Perimeter Patterns

When a new box is added at one of the "ends" of figure 2, it adds exactly 2 new edges:

Since 4 boxes are added, the perimeter change is +8, so $12+8=20.$

Number of boxes 'n' P=2n+2

We can simply count the each side of a square which faces the outer side, and find 20 of them:

Focus on the ratio here. For one square the perimeter was 4. For another 4 squares the perimeter raised to 12. So, the perimeter raises 8 units for 4 square. So, the perimeter of fig. 3 will be 12 + 8 units=20 units.

The perimeter is 2(n + 1), where n is the number of squares present.

By counting all the outer sides of the figure, taking 1 side=1 unit, we get its perimeter as 20.

$Fig.1:P=4\Longrightarrow (4\cdot 1)$

$Fig.2:P=12\Longrightarrow (4\cdot 3)$

$Fig.3:P=4\Longrightarrow (4\cdot 5)$

$\vdots$

Having noticed this:

$n=number$ $of$ $arrows,$ $f(n)=perimeter$

Then:

$\boxed{f(n)=4n}$

The simple way to do this is simply counting the edges

perimeter figure 1 = 1*4

figure 2 = 3*4

figure 3 = 5*4

y = (2x-1)4

or you could just count the number of edges sticking out on one of them sticks and times it by 4. 1 4 3 4 5*4

4 sides with 5 units each. 4 x 5 = 20

4 boxes have 3 sides, and 4 have 2 sides. Therefore (3 x 4) + (2 x 4) = 20

We can find the solution with this formula P=n.4-(n-1).2

For figure n, it simplifies down to $p(n)=4*(2n-1)$ . Here, the value is simply $p(3)=4*(2(3)-1)$ , which is 20.

In fig. 1 the unit of edge is 4unit and the fig.2 the unit of edge is 8unit.. It means that when the blocks are increased the no. Will also be increased. It increases by multiple of 4 b/w the 2 gaping..ex.4×3=12,4×5=20 so total block of perimeter is 4 +8+8=20 i.e p= 2n+2

Since the first figure has 4 units, the second one has12 units, this means that they were getting the perimeter of the figures and this meant that one side of the square has 1 unit. If you count the sides in figure 3 you will be able to find out that they are 20 which means you don't count those that are attached on the sides.Marion Edith from Mpesa foundation academy.

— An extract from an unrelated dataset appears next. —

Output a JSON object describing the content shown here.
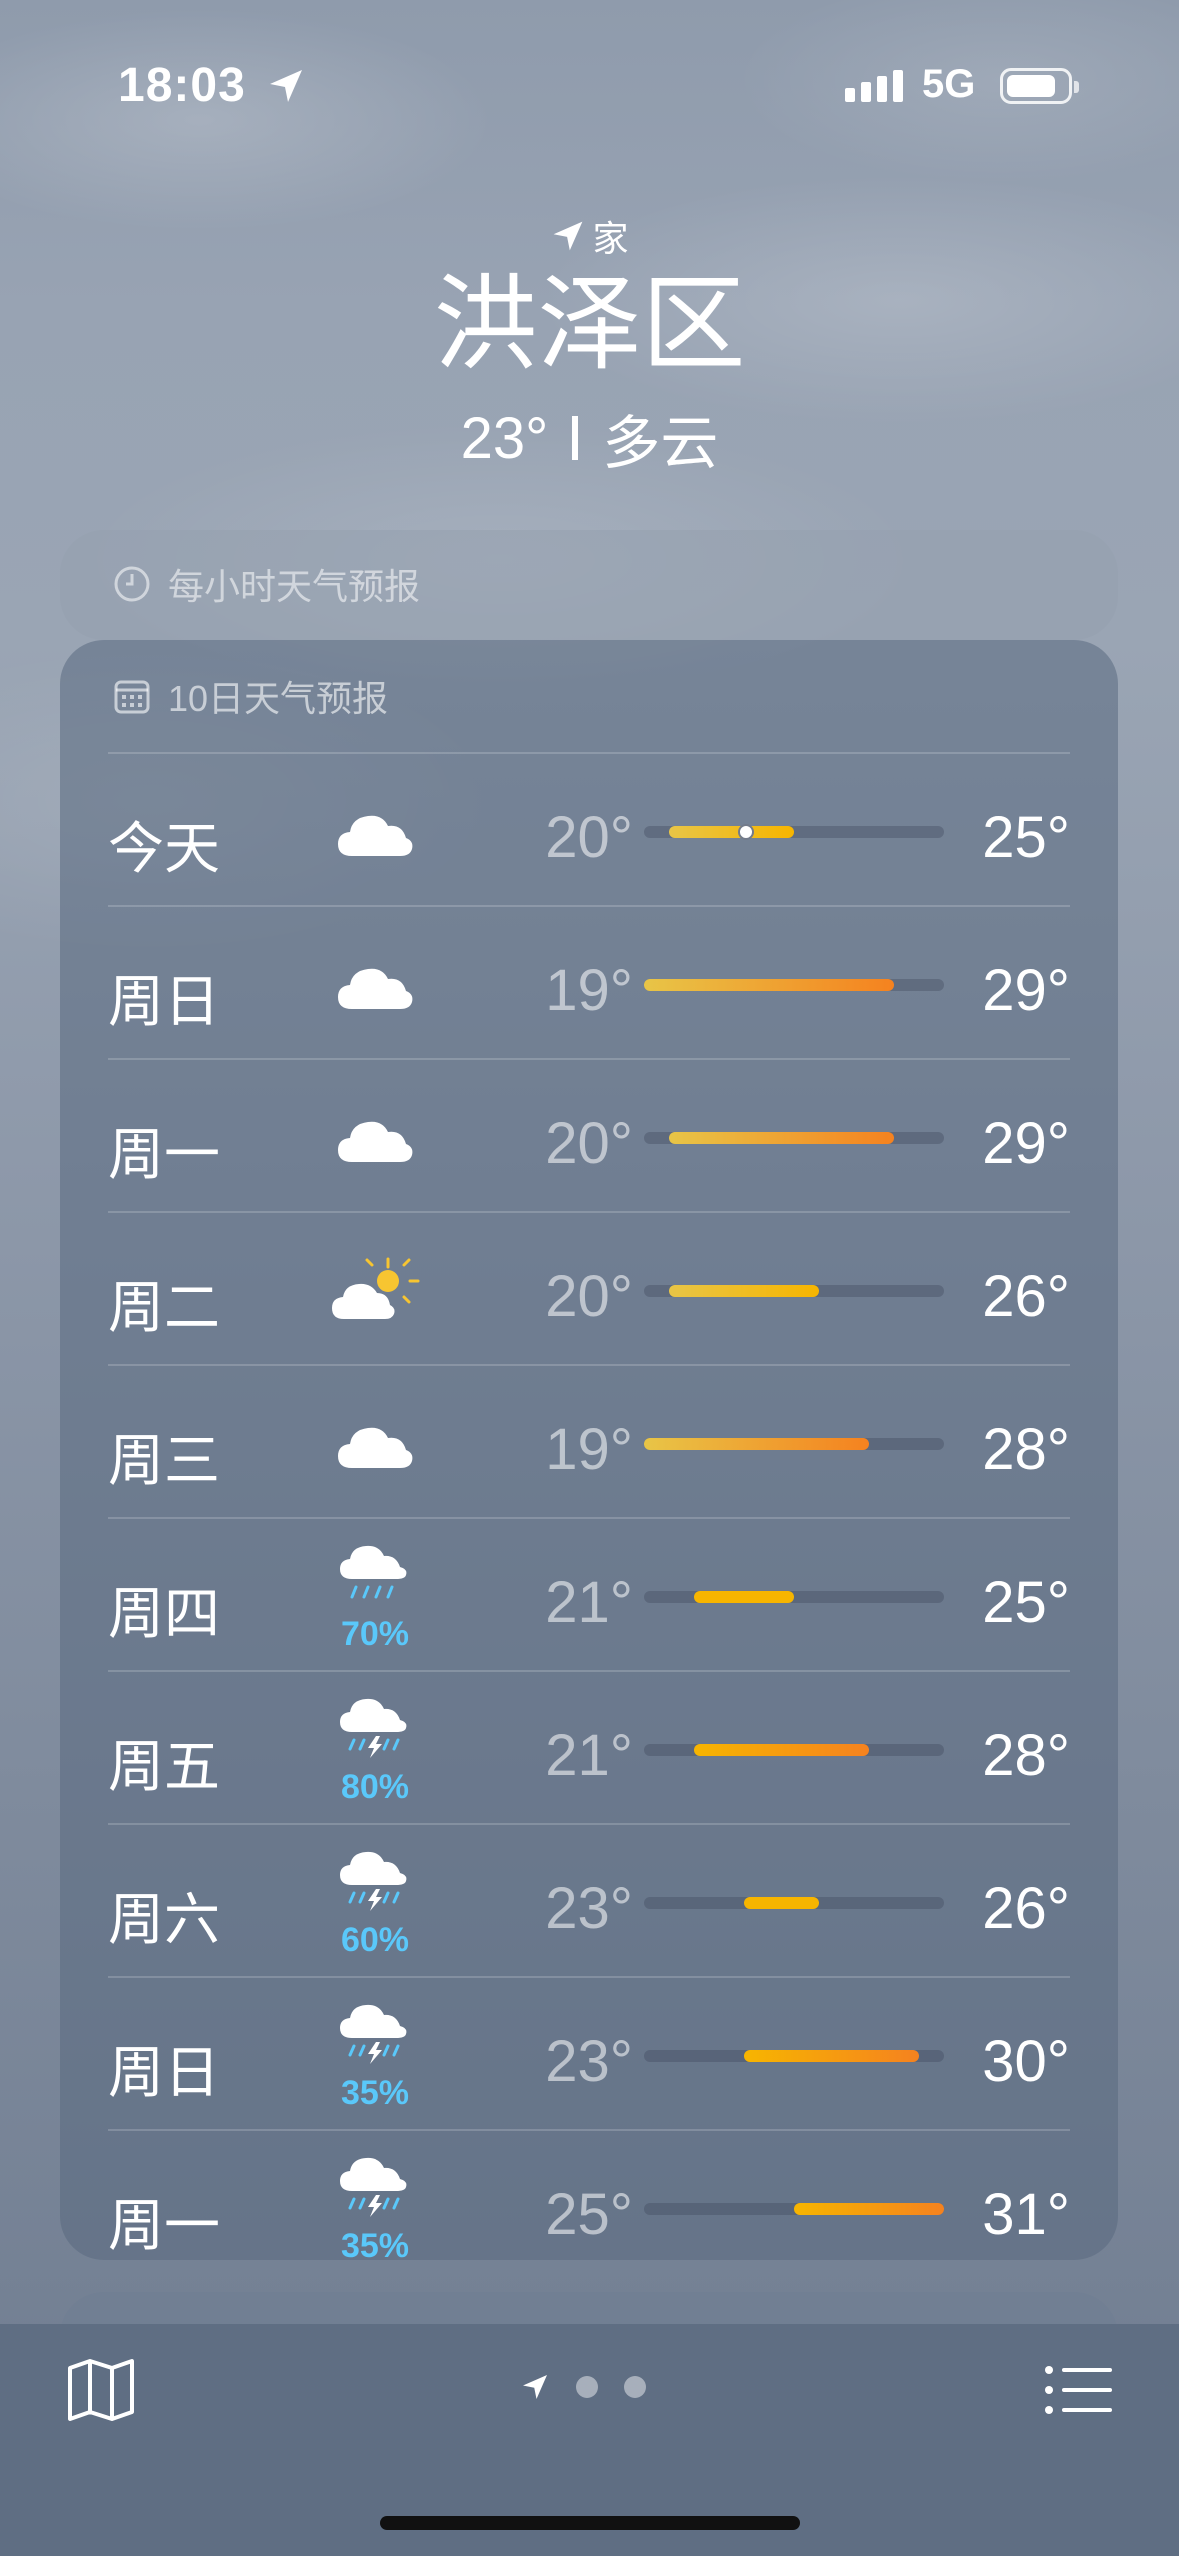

   AT LAST  YOU GET YOUR ANSWER AS=20

Find the length from 1 end to other and multiply into 4

Every time a box is added it increases the length of each arm by one unit or the perimeter increases by 2 units. For four boxes it increases by 8 units and so the answer is 12+8=20.

4,12,20

Each side block is of 5 units ,so four sides will have 20 Ans

every time there will be increment of 8 units (3*4-4)

Take Fig. 1. The Square is having 4-Sides and each side is 1-Unit in length and so the Periphery of square is 4-Units. In big Cross, 9 Squares are included so the total Periphery of 9 squares will be 36 Units. But in the Fig. 3, there are 16 Sides of 9 squares which are not Part of Periphery, so 36 - 16 = 20 sides, which are making the Periphery of Fig. 3. Thus Periphery will be 20 Units.

It is given that the square one has a perimeter of 4 units.This means that each side of the square measures 1 unit.So in the last figure we just have to count the number of edges of each square.